Les répondantes et répondants estiment que, dans leur milieu, la division du travail est fondée sur le genre, et ils soulignent que le stéréotypage fondé sur le genre commence par le niveau auquel les enseignantes et les enseignants travaillent. L’une des réponses était ainsi formulée : [traduction libre] « Je pense qu’il existe un préjugé sexiste sous-jacent quand je regarde les niveaux scolaires auxquels enseignent les hommes et les femmes. D’après ce préjugé, les femmes doivent enseigner au niveau élémentaire et les hommes au niveau intermédiaire ou secondaire. » En d’autres termes, les enseignantes travaillent généralement avec les plus jeunes élèves tandis que les enseignants s’occupent d’élèves plus âgés. Sheelagh Drudy (2008) a demandé à des élèves ainsi qu’à des enseignantes et des enseignants en formation pourquoi les hommes n’enseignaient pas au niveau élémentaire et a relevé que [traduction libre] « la perception selon laquelle l’enseignement à l’élémentaire est un travail de femmes, ou est lié au rôle maternel, est l’explication la plus fréquemment avancée tant par les élèves que par le personnel enseignant pour expliquer la faible proportion d’hommes qui enseignent à ce niveau » (p. 311 et 312).

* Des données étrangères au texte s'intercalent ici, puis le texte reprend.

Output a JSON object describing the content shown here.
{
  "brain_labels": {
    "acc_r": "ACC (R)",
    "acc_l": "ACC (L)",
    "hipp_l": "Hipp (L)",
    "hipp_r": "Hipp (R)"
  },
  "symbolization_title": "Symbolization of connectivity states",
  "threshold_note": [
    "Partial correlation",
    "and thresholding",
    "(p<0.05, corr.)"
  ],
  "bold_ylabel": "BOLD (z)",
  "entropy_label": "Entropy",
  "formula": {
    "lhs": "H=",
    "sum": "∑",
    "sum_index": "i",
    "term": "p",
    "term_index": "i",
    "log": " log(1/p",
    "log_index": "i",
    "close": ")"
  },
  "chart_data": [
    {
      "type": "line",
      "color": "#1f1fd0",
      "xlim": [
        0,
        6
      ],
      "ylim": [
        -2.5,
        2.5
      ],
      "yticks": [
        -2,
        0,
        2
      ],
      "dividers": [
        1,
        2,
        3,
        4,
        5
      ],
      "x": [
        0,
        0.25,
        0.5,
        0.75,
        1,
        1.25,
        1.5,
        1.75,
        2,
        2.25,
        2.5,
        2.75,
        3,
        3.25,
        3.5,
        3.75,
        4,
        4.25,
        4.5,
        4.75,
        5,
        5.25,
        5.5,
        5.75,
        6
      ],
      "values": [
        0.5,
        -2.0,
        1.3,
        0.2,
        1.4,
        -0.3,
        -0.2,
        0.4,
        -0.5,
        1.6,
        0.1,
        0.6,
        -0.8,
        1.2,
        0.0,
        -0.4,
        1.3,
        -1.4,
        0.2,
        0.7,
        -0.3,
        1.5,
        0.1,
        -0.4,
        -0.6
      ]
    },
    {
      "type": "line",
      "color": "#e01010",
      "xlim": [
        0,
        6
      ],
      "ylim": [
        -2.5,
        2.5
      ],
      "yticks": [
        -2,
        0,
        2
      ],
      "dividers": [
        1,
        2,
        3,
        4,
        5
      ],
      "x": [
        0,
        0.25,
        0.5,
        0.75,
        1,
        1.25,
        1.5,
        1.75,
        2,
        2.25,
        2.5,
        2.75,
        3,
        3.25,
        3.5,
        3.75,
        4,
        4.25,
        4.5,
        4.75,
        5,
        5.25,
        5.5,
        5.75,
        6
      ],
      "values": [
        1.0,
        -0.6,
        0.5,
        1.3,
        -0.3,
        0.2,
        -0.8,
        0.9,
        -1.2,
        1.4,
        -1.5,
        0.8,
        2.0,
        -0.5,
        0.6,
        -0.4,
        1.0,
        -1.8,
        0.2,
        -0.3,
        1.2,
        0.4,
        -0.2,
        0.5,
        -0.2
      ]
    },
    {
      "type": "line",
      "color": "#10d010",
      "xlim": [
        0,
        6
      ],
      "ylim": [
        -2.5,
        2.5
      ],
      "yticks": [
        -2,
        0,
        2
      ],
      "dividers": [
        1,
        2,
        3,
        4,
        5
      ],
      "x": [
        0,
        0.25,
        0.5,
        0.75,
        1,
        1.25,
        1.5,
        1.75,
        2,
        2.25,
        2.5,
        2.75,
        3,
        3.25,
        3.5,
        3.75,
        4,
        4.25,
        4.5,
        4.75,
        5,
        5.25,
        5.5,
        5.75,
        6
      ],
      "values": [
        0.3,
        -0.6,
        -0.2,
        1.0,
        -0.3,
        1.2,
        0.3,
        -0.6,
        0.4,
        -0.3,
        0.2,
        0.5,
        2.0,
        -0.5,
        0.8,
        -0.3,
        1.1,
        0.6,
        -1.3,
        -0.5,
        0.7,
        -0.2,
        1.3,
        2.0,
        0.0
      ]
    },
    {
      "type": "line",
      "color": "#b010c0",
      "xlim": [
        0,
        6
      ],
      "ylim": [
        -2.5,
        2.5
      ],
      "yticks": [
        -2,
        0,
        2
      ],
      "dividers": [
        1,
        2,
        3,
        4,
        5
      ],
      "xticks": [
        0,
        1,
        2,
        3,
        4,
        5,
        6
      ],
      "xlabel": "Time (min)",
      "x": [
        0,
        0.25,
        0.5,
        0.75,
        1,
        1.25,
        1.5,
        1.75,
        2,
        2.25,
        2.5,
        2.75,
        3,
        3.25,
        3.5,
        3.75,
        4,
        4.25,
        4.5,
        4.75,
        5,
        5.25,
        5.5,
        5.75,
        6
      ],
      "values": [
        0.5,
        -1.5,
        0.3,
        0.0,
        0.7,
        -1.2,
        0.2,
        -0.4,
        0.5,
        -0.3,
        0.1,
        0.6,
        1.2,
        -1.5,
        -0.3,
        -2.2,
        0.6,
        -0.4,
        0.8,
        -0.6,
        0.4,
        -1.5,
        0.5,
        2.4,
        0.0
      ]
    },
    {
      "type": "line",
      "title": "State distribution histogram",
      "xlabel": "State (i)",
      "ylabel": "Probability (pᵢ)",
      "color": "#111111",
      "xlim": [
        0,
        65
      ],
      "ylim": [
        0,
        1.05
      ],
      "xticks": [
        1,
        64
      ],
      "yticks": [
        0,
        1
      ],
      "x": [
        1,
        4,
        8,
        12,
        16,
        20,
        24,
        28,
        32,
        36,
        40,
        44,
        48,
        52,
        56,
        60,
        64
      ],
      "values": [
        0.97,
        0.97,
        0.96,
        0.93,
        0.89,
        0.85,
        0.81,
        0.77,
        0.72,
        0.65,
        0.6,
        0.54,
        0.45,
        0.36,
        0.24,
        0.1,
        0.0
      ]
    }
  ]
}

L’équilibre travail-vie familiale

[Traduction libre] « On attend des femmes qui ont des enfants qu’elles travaillent comme si elles n’en avaient pas et qu’elles élèvent leurs enfants comme si elles ne travaillaient pas. Regardez les statistiques. Combien d’enseignants sont des femmes? Combien de femmes occupent un poste de direction? » (citation d’une répondante à l’enquête).

La tension qui existe entre vie professionnelle, avancement professionnel et vie familiale est parfaitement établie dans la littérature sur l’éducation et ailleurs (Bascia et Young, 2001; Eagly et Carli, 2007; Grogan et Shakeshaft, 2011; Oplatka et Tamir, 2009). Tandis que les femmes continuent d’assumer davantage de responsabilités en dehors du foyer, leurs responsabilités domestiques ne diminuent aucunement (Loder et Spillane, 2006; Oplatka et Tamir, 2009). Les répondantes et répondants ont soulevé plusieurs points intéressants liés à la grossesse, aux obligations familiales et à l’avancement professionnel en ce qui concerne le traitement discriminatoire. Si certains universitaires ont placé l’équilibre travail-vie familiale au rang des facteurs endogènes qui font obstacle à l’avancement professionnel des femmes, étant donné que beaucoup d’entre elles assument la majeure partie des tâches domestiques dans leur foyer (Bascia et Young, 2011; Oplatka et Tamir, 2009), les répondantes et répondants ont aussi fait observer l’existence de facteurs exogènes. Ainsi, l’une de ces personnes a indiqué que [traduction libre] « l’on ne donne pas souvent des rôles de direction aux femmes qui sont en âge de procréer. L’investissement des femmes dans leur travail est remis en question ». Une autre personne a affirmé : [traduction libre] « Je crois que les femmes se font souvent souffler les postes de direction quand elles sont encore en “âge de procréer” et aussi quand elles ont de jeunes enfants à élever ». Enfin, une autre personne suppose que [traduction libre] « l’on n’accorde peut-être pas un poste (un contrat) aux jeunes enseignantes au motif qu’elles pourraient tomber enceintes et partir en congé ». 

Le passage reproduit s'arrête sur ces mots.